La même source rappelle, dans ce sens, que le Fonds monétaire international (FMI) table sur une croissance du PIB espagnol de 1,8 pc en 2008 et de 1,7 pc en 2009, soulignant qu'au regard des difficultés que traverse le marché du logement espagnol, ces prévisions pourraient même s'avérer optimistes.

Et de souligner que le Maroc a, de son coté, connu une croissance de 2,2 pc l'année dernière malgré la conjoncture défavorable, ce qui, en principe, justifierait pleinement un gel des taux d'intérêt.

"Néanmoins, Bank Al Maghrib ne baisse pas la garde face à l'inflation", insiste l'OBG, notant qu'en l'absence d'une hausse des taux, le Conseil de la banque centrale craint l'émergence d'une spirale inflationniste qui pourrait affecter les perspectives de croissance à long terme.

"Le Conseil considère qu'il est essentiel de prévenir les effets de second tour d'inflation en limitant les risques sur la stabilité des prix à moyen terme, afin de préserver le pouvoir d'achat et de maintenir les conditions nécessaires à une croissance viable", a indiqué la banque centrale dans un communiqué, cité par l'OBG.

M. Adbdellatif Jouahri, Wali Bank Al Maghrib, avait donné un avant goût du diagnostic de l'institution jugeant que l'inflation présentait un plus grand risque pour l'économie que la crise financière globale, poursuit le groupe, citant le responsable qui avait déclaré lors d'une récente conférence de presse que "pour le moment, c'est l'inflation qui reste préoccupante, car malgré les contrôles, l'inflation est importée...Nous ne sommes pas touchés par la crise internationale car nous n'avons pas de subprimes dans nos banques. Nous ne sommes pas concernés par la crise immobilière et nos banques ne portent pas ce genre d'actifs".

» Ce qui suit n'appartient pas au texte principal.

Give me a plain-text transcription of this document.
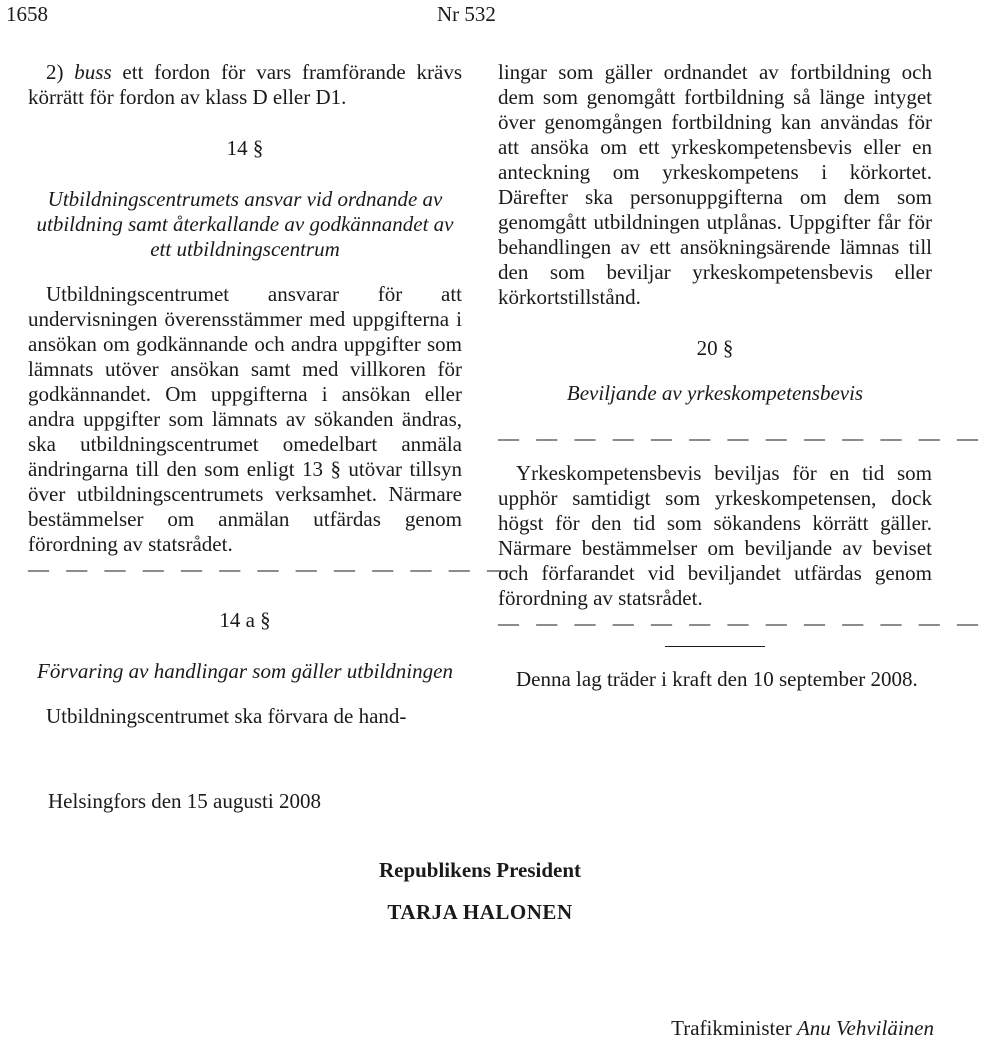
1658	Nr 532

2) buss ett fordon för vars framförande krävs körrätt för fordon av klass D eller D1.

14 §

Utbildningscentrumets ansvar vid ordnande av utbildning samt återkallande av godkännandet av ett utbildningscentrum

Utbildningscentrumet ansvarar för att undervisningen överensstämmer med uppgifterna i ansökan om godkännande och andra uppgifter som lämnats utöver ansökan samt med villkoren för godkännandet. Om uppgifterna i ansökan eller andra uppgifter som lämnats av sökanden ändras, ska utbildningscentrumet omedelbart anmäla ändringarna till den som enligt 13 § utövar tillsyn över utbildningscentrumets verksamhet. Närmare bestämmelser om anmälan utfärdas genom förordning av statsrådet.

— — — — — — — — — — — — —

14 a §

Förvaring av handlingar som gäller utbildningen

Utbildningscentrumet ska förvara de hand-

lingar som gäller ordnandet av fortbildning och dem som genomgått fortbildning så länge intyget över genomgången fortbildning kan användas för att ansöka om ett yrkeskompetensbevis eller en anteckning om yrkeskompetens i körkortet. Därefter ska personuppgifterna om dem som genomgått utbildningen utplånas. Uppgifter får för behandlingen av ett ansökningsärende lämnas till den som beviljar yrkeskompetensbevis eller körkortstillstånd.

20 §

Beviljande av yrkeskompetensbevis

— — — — — — — — — — — — —

Yrkeskompetensbevis beviljas för en tid som upphör samtidigt som yrkeskompetensen, dock högst för den tid som sökandens körrätt gäller. Närmare bestämmelser om beviljande av beviset och förfarandet vid beviljandet utfärdas genom förordning av statsrådet.

— — — — — — — — — — — — —

Denna lag träder i kraft den 10 september 2008.

Helsingfors den 15 augusti 2008
Republikens President
TARJA HALONEN
Trafikminister Anu Vehviläinen
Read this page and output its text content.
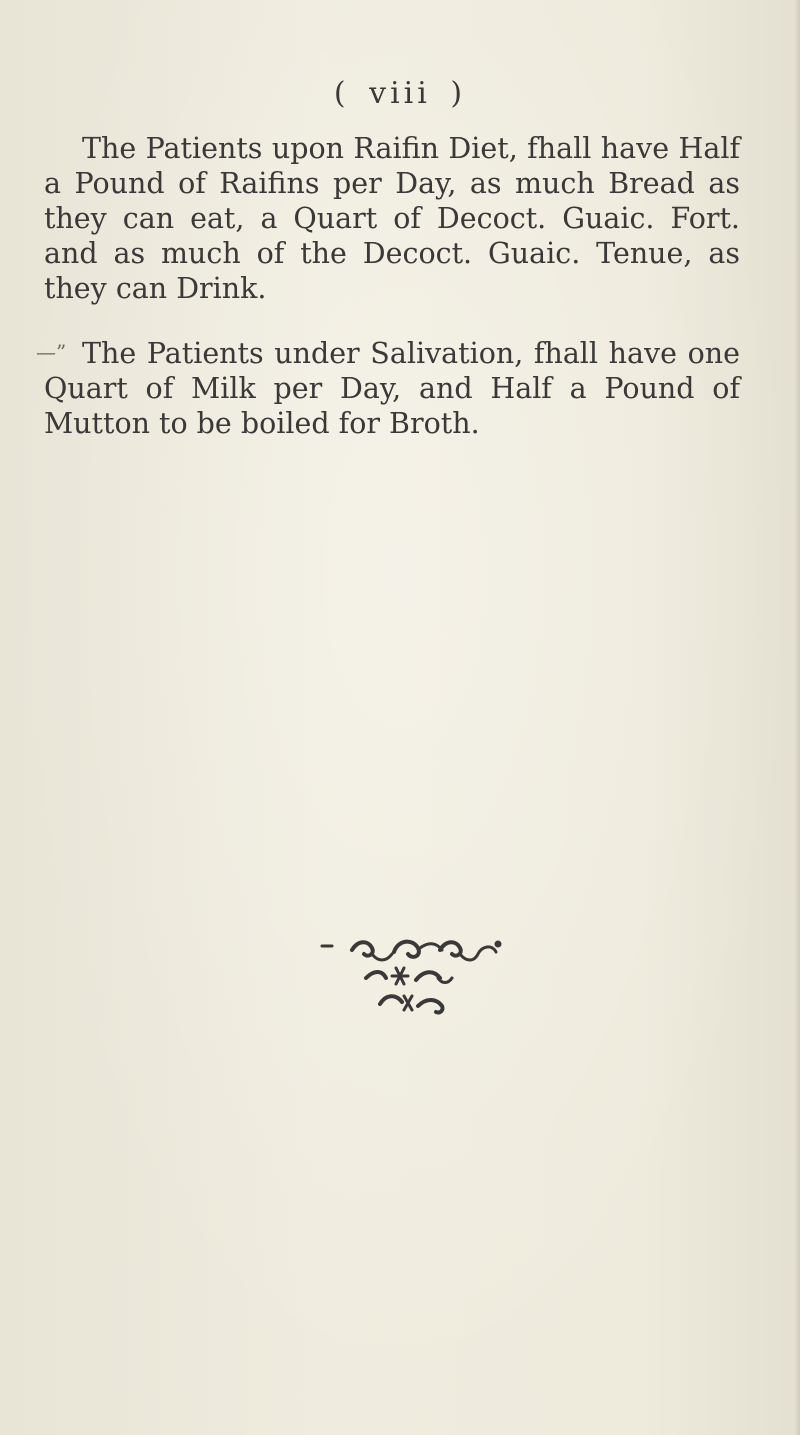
( viii )
—”
The Patients upon Raifin Diet, fhall have Half a Pound of Raifins per Day, as much Bread as they can eat, a Quart of Decoct. Guaic. Fort. and as much of the Decoct. Guaic. Tenue, as they can Drink.
The Patients under Salivation, fhall have one Quart of Milk per Day, and Half a Pound of Mutton to be boiled for Broth.
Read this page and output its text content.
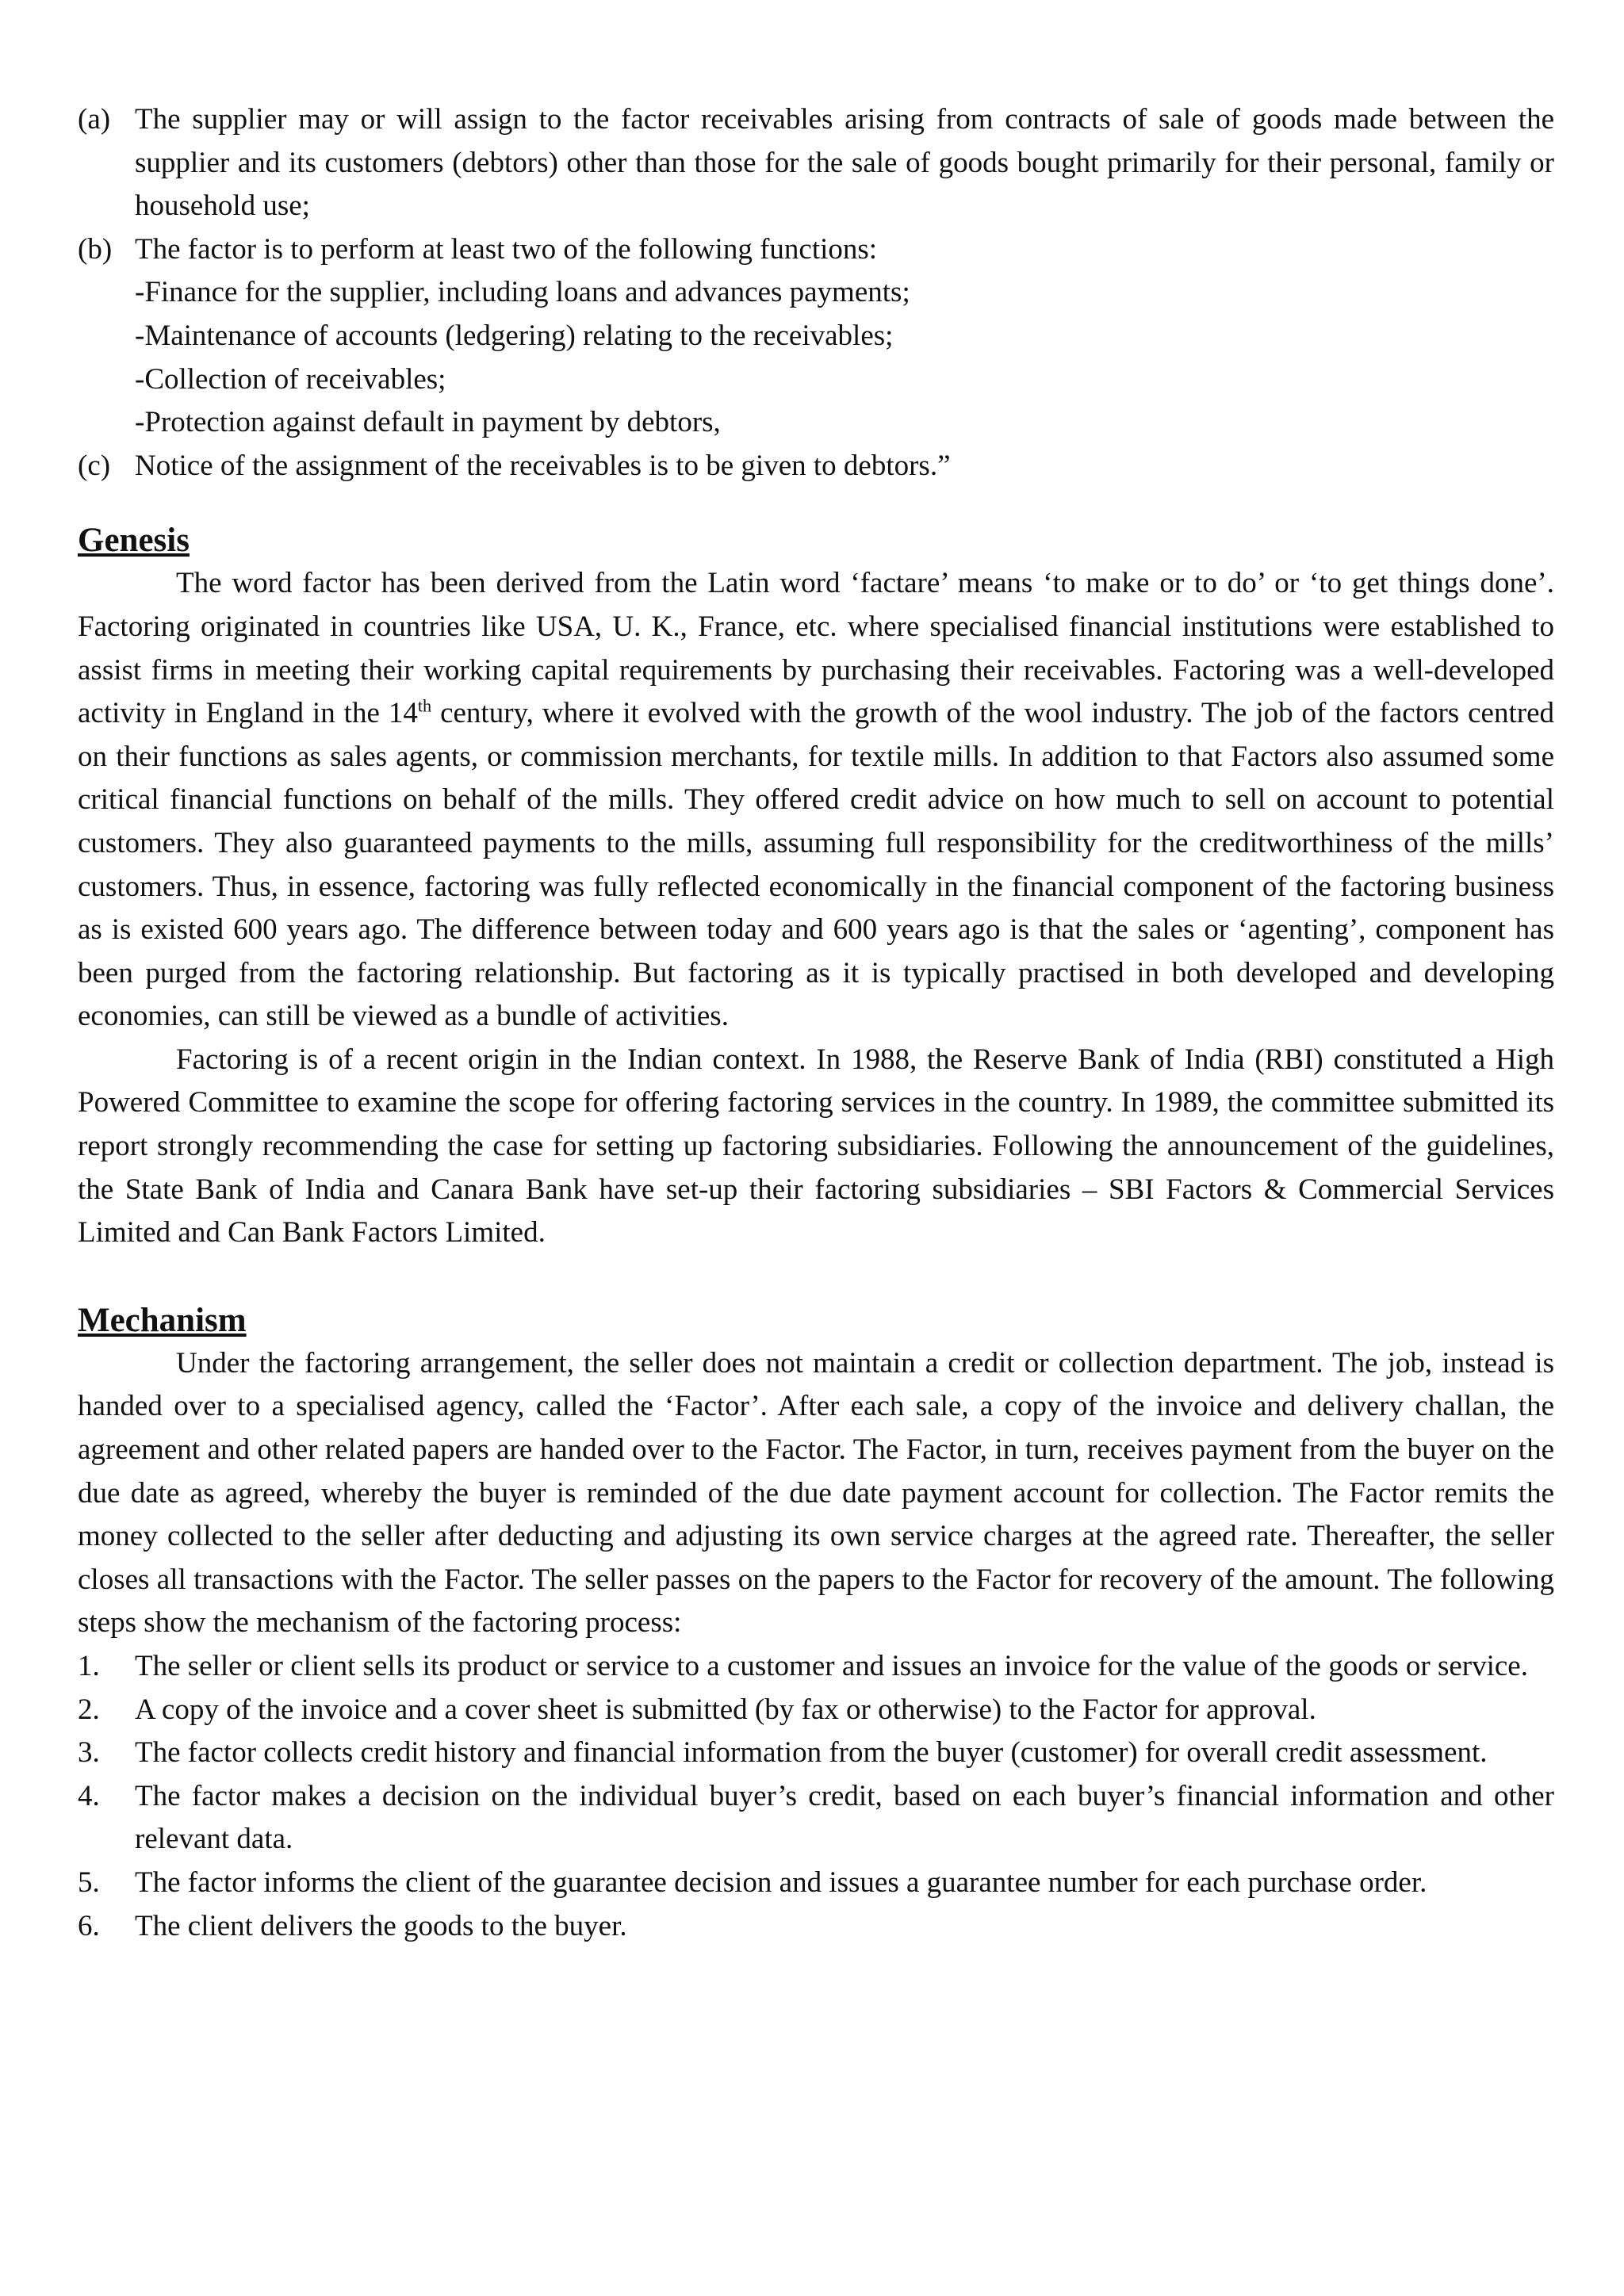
(a) The supplier may or will assign to the factor receivables arising from contracts of sale of goods made between the supplier and its customers (debtors) other than those for the sale of goods bought primarily for their personal, family or household use;
(b) The factor is to perform at least two of the following functions:
-Finance for the supplier, including loans and advances payments;
-Maintenance of accounts (ledgering) relating to the receivables;
-Collection of receivables;
-Protection against default in payment by debtors,
(c) Notice of the assignment of the receivables is to be given to debtors.”
Genesis

The word factor has been derived from the Latin word ‘factare’ means ‘to make or to do’ or ‘to get things done’. Factoring originated in countries like USA, U. K., France, etc. where specialised financial institutions were established to assist firms in meeting their working capital requirements by purchasing their receivables. Factoring was a well-developed activity in England in the 14th century, where it evolved with the growth of the wool industry. The job of the factors centred on their functions as sales agents, or commission merchants, for textile mills. In addition to that Factors also assumed some critical financial functions on behalf of the mills. They offered credit advice on how much to sell on account to potential customers. They also guaranteed payments to the mills, assuming full responsibility for the creditworthiness of the mills’ customers. Thus, in essence, factoring was fully reflected economically in the financial component of the factoring business as is existed 600 years ago. The difference between today and 600 years ago is that the sales or ‘agenting’, component has been purged from the factoring relationship. But factoring as it is typically practised in both developed and developing economies, can still be viewed as a bundle of activities.

Factoring is of a recent origin in the Indian context. In 1988, the Reserve Bank of India (RBI) constituted a High Powered Committee to examine the scope for offering factoring services in the country. In 1989, the committee submitted its report strongly recommending the case for setting up factoring subsidiaries. Following the announcement of the guidelines, the State Bank of India and Canara Bank have set-up their factoring subsidiaries – SBI Factors & Commercial Services Limited and Can Bank Factors Limited.

Mechanism

Under the factoring arrangement, the seller does not maintain a credit or collection department. The job, instead is handed over to a specialised agency, called the ‘Factor’. After each sale, a copy of the invoice and delivery challan, the agreement and other related papers are handed over to the Factor. The Factor, in turn, receives payment from the buyer on the due date as agreed, whereby the buyer is reminded of the due date payment account for collection. The Factor remits the money collected to the seller after deducting and adjusting its own service charges at the agreed rate. Thereafter, the seller closes all transactions with the Factor. The seller passes on the papers to the Factor for recovery of the amount. The following steps show the mechanism of the factoring process:

1. The seller or client sells its product or service to a customer and issues an invoice for the value of the goods or service.
2. A copy of the invoice and a cover sheet is submitted (by fax or otherwise) to the Factor for approval.
3. The factor collects credit history and financial information from the buyer (customer) for overall credit assessment.
4. The factor makes a decision on the individual buyer’s credit, based on each buyer’s financial information and other relevant data.
5. The factor informs the client of the guarantee decision and issues a guarantee number for each purchase order.
6. The client delivers the goods to the buyer.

Si les effets de la crise immobilière et du resserrement du crédit n'ont pas fini de contaminer l'économie mondiale, M. Jouahri a certainement eu raison de citer le renchérissement des prix comme préoccupation majeure, souligne l'OBG, notant que comme l'indiquent les chiffres publiés par la banque centrale et le gouvernement marocains, la croissance devrait atteindre 6,8 pc cette année -ce qui est loin d'être une situation de crise.

Si l'on observe des signes de refroidissement des pressions inflationnistes, sous l'effet d'une baisse des prix du pétrole autour de 105 dollars le baril et d'une meilleure campagne agricole permettant de garantir des prix modérés, Bank Al Maghrib a indiqué qu'elle resterait "vigilante quant à l'évolution des risques inflationnistes au cours des prochains mois", a dit le groupe avant de conclure que "la prudence et le durcissement de la politique monétaire du Maroc représentent un pas dans la bonne direction".